10. Enfin, aux termes de l'article 6 de cette directive : " (...) 2. À un stade précoce des procédures décisionnelles en matière d'environnement visées à l'article 2, paragraphe 2, et au plus tard dès que ces informations peuvent raisonnablement être fournies, les informations suivantes sont communiquées au public par des avis au public ou d'autres moyens appropriés tels que les moyens de communication électroniques lorsqu'ils sont disponibles: / a) la demande d'autorisation ; / b) le fait que le projet fait l'objet d'une procédure d'évaluation des incidences sur l'environnement et que, le cas échéant, l'article 7 est applicable ; / c) les coordonnées des autorités compétentes pour prendre la décision, de celles auprès desquelles peuvent être obtenus des renseignements pertinents, de celles auxquelles des observations ou questions peuvent être adressées ainsi que des précisions sur les délais de transmission des observations ou des questions ; / d) la nature des décisions possibles ou, lorsqu'il existe, le projet de décision ; / e) une indication concernant la disponibilité des informations recueillies en vertu de l'article 5 ; / f) une indication de la date à laquelle et du lieu où les renseignements pertinents seront mis à la disposition du public et des moyens par lesquels ils le seront ; / g) les modalités précises de la participation du public prévues au titre du paragraphe 5 du présent article. (...) / 4. À un stade précoce de la procédure, le public concerné se voit donner des possibilités effectives de participer au processus décisionnel en matière d'environnement visé à l'article 2, paragraphe 2, et, à cet effet, il est habilité à adresser des observations et des avis, lorsque toutes les options sont envisageables, à l'autorité ou aux autorités compétentes avant que la décision concernant la demande d'autorisation ne soit prise ; / 5. Les modalités précises de l'information du public (par exemple, affichage dans un certain rayon ou publication dans la presse locale) et de la consultation du public concerné (par exemple, par écrit ou par enquête publique) sont déterminées par les États membres. (...) ".

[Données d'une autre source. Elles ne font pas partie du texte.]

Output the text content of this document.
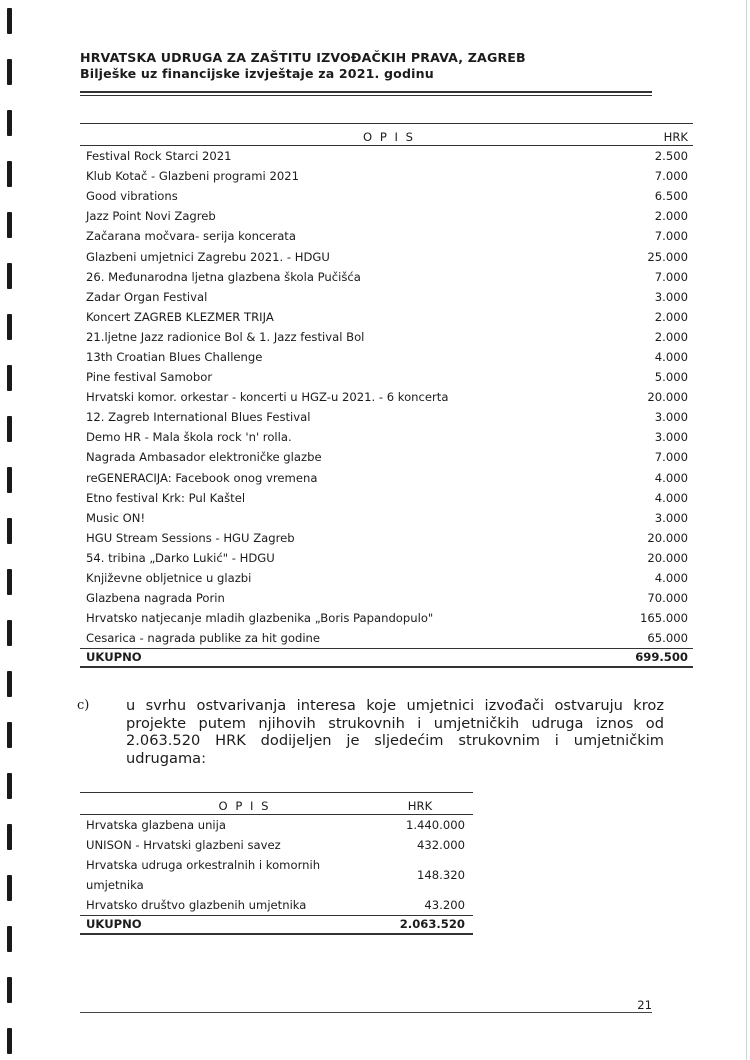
HRVATSKA UDRUGA ZA ZAŠTITU IZVOĐAČKIH PRAVA, ZAGREB
Bilješke uz financijske izvještaje za 2021. godinu
O P I S	HRK
Festival Rock Starci 2021	2.500
Klub Kotač - Glazbeni programi 2021	7.000
Good vibrations	6.500
Jazz Point Novi Zagreb	2.000
Začarana močvara- serija koncerata	7.000
Glazbeni umjetnici Zagrebu 2021. - HDGU	25.000
26. Međunarodna ljetna glazbena škola Pučišća	7.000
Zadar Organ Festival	3.000
Koncert ZAGREB KLEZMER TRIJA	2.000
21.ljetne Jazz radionice Bol & 1. Jazz festival Bol	2.000
13th Croatian Blues Challenge	4.000
Pine festival Samobor	5.000
Hrvatski komor. orkestar - koncerti u HGZ-u 2021. - 6 koncerta	20.000
12. Zagreb International Blues Festival	3.000
Demo HR - Mala škola rock 'n' rolla.	3.000
Nagrada Ambasador elektroničke glazbe	7.000
reGENERACIJA: Facebook onog vremena	4.000
Etno festival Krk: Pul Kaštel	4.000
Music ON!	3.000
HGU Stream Sessions - HGU Zagreb	20.000
54. tribina „Darko Lukić" - HDGU	20.000
Književne obljetnice u glazbi	4.000
Glazbena nagrada Porin	70.000
Hrvatsko natjecanje mladih glazbenika „Boris Papandopulo"	165.000
Cesarica - nagrada publike za hit godine	65.000
UKUPNO	699.500
c)	u svrhu ostvarivanja interesa koje umjetnici izvođači ostvaruju kroz projekte putem njihovih strukovnih i umjetničkih udruga iznos od 2.063.520 HRK dodijeljen je sljedećim strukovnim i umjetničkim udrugama:
O P I S	HRK
Hrvatska glazbena unija	1.440.000
UNISON - Hrvatski glazbeni savez	432.000
Hrvatska udruga orkestralnih i komornih umjetnika	148.320
Hrvatsko društvo glazbenih umjetnika	43.200
UKUPNO	2.063.520
21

11. Il résulte de ces différentes dispositions que l'information et la consultation du public ne sont requises que pour les projets soumis à une évaluation environnementale et que, pour les projets visés dans l'annexe II, une marge d'appréciation est laissée aux Etats membres pour déterminer s'ils doivent ou non être soumis à cette évaluation.

12. En revanche, il ne résulte pas de ces dispositions qu'un même projet, pour lequel ces formalités sont requises, doive faire l'objet de plusieurs évaluations environnementales et de procédures d'information et de participation du public avant de pouvoir être mis en oeuvre. Il ne résulte pas non plus de ces dispositions que, dans le cas où la mise en oeuvre du projet est subordonnée à la délivrance de plusieurs autorisations, lesdites formalités doivent nécessairement précéder la délivrance de la première de ces autorisations.

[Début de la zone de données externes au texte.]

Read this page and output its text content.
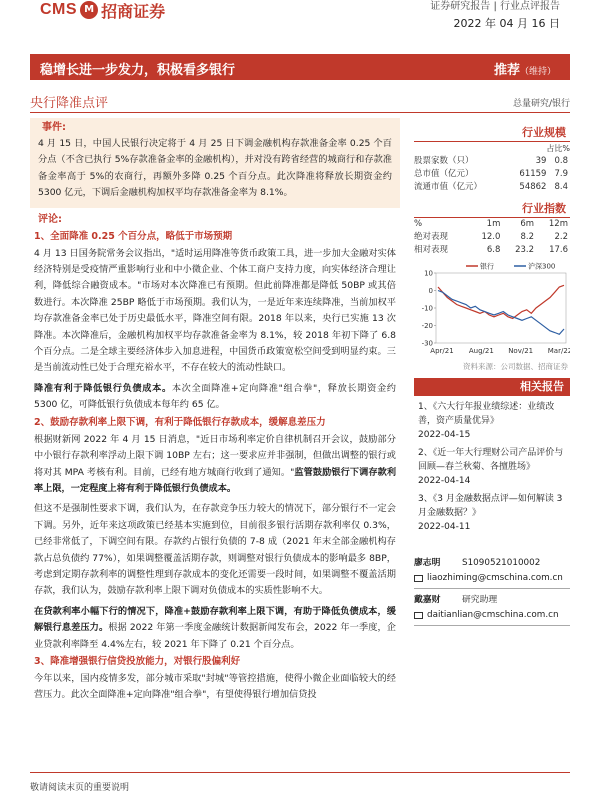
CMS M 招商证券	证券研究报告 | 行业点评报告
2022 年 04 月 16 日
稳增长进一步发力，积极看多银行	推荐（维持）
央行降准点评	总量研究/银行
事件:
4 月 15 日，中国人民银行决定将于 4 月 25 日下调金融机构存款准备金率 0.25 个百分点（不含已执行 5%存款准备金率的金融机构），并对没有跨省经营的城商行和存款准备金率高于 5%的农商行，再额外多降 0.25 个百分点。此次降准将释放长期资金约 5300 亿元，下调后金融机构加权平均存款准备金率为 8.1%。
评论:
1、全面降准 0.25 个百分点，略低于市场预期
4 月 13 日国务院常务会议指出，"适时运用降准等货币政策工具，进一步加大金融对实体经济特别是受疫情严重影响行业和中小微企业、个体工商户支持力度，向实体经济合理让利，降低综合融资成本。"市场对本次降准已有预期。但此前降准都是降低 50BP 或其倍数进行。本次降准 25BP 略低于市场预期。我们认为，一是近年来连续降准，当前加权平均存款准备金率已处于历史最低水平，降准空间有限。2018 年以来，央行已实施 13 次降准。本次降准后，金融机构加权平均存款准备金率为 8.1%，较 2018 年初下降了 6.8 个百分点。二是全球主要经济体步入加息进程，中国货币政策宽松空间受到明显约束。三是当前流动性已处于合理充裕水平，不存在较大的流动性缺口。
降准有利于降低银行负债成本。本次全面降准+定向降准"组合拳"，释放长期资金约 5300 亿，可降低银行负债成本每年约 65 亿。
2、鼓励存款利率上限下调，有利于降低银行存款成本，缓解息差压力
根据财新网 2022 年 4 月 15 日消息，"近日市场利率定价自律机制召开会议，鼓励部分中小银行存款利率浮动上限下调 10BP 左右；这一要求应并非强制，但做出调整的银行或将对其 MPA 考核有利。目前，已经有地方城商行收到了通知。"监管鼓励银行下调存款利率上限，一定程度上将有利于降低银行负债成本。
但这不是强制性要求下调，我们认为，在存款竞争压力较大的情况下，部分银行不一定会下调。另外，近年来这项政策已经基本实施到位，目前很多银行活期存款利率仅 0.3%，已经非常低了，下调空间有限。存款约占银行负债的 7-8 成（2021 年末全部金融机构存款占总负债约 77%），如果调整覆盖活期存款，则调整对银行负债成本的影响最多 8BP，考虑到定期存款利率的调整性理到存款成本的变化还需要一段时间，如果调整不覆盖活期存款，我们认为，鼓励存款利率上限下调对负债成本的实质性影响不大。
在贷款利率小幅下行的情况下，降准+鼓励存款利率上限下调，有助于降低负债成本，缓解银行息差压力。根据 2022 年第一季度金融统计数据新闻发布会，2022 年一季度，企业贷款利率降至 4.4%左右，较 2021 年下降了 0.21 个百分点。
3、降准增强银行信贷投放能力，对银行股偏利好
今年以来，国内疫情多发，部分城市采取"封城"等管控措施，使得小微企业面临较大的经营压力。此次全面降准+定向降准"组合拳"，有望使得银行增加信贷投
行业规模
占比%		
股票家数（只）	39	0.8
总市值（亿元）	61159	7.9
流通市值（亿元）	54862	8.4
行业指数
%	1m	6m	12m
绝对表现	12.0	8.2	2.2
相对表现	6.8	23.2	17.6
10
0
-10
-20
-30
Apr/21 Aug/21 Nov/21 Mar/22
银行	沪深300
资料来源：公司数据、招商证券
相关报告
1、《六大行年报业绩综述：业绩改善，资产质量优异》
2022-04-15
2、《近一年大行理财公司产品评价与回顾—春兰秋菊、各擅胜场》
2022-04-14
3、《3 月金融数据点评—如何解读 3 月金融数据？》
2022-04-11
廖志明	S1090521010002
liaozhiming@cmschina.com.cn
戴嘉财	研究助理
daitianlian@cmschina.com.cn
敬请阅读末页的重要说明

13. Les requérants ne sont ainsi pas fondés à soutenir qu'à la date de l'arrêté attaqué, le droit national n'était pas compatible avec les objectifs de la directive 2011/92/UE.

En ce qui concerne la consultation des communes et établissements publics de coopération intercommunale limitrophes :

14. En premier lieu, aux termes de l'article 90 de la loi du 12 juillet 2010 : " XI.- Hors des zones de développement de l'éolien définies par le préfet, pour les projets éoliens dont les caractéristiques les soumettent à des autorisations d'urbanisme, les communes et établissements de coopération intercommunale limitrophes du périmètre de ces projets sont consultés pour avis dans le cadre de la procédure d'instruction de la demande d'urbanisme concernée ".

15. Aux termes de l'article R. 423-56-1 du code de l'urbanisme dans sa rédaction alors applicable: " Dans le cas d'un projet éolien soumis à permis de construire et situé en dehors d'une zone de développement de l'éolien définie par le préfet, l'autorité compétente recueille, conformément aux dispositions prévues au XI de l'article 90 de la loi n° 2010-788 du 12 juillet 2010 portant engagement national pour l'environnement, l'avis des communes et des établissements publics de coopération intercommunale compétents en matière de plan local d'urbanisme ou d'autorisations d'urbanisme limitrophes de l'unité foncière d'implantation du projet ".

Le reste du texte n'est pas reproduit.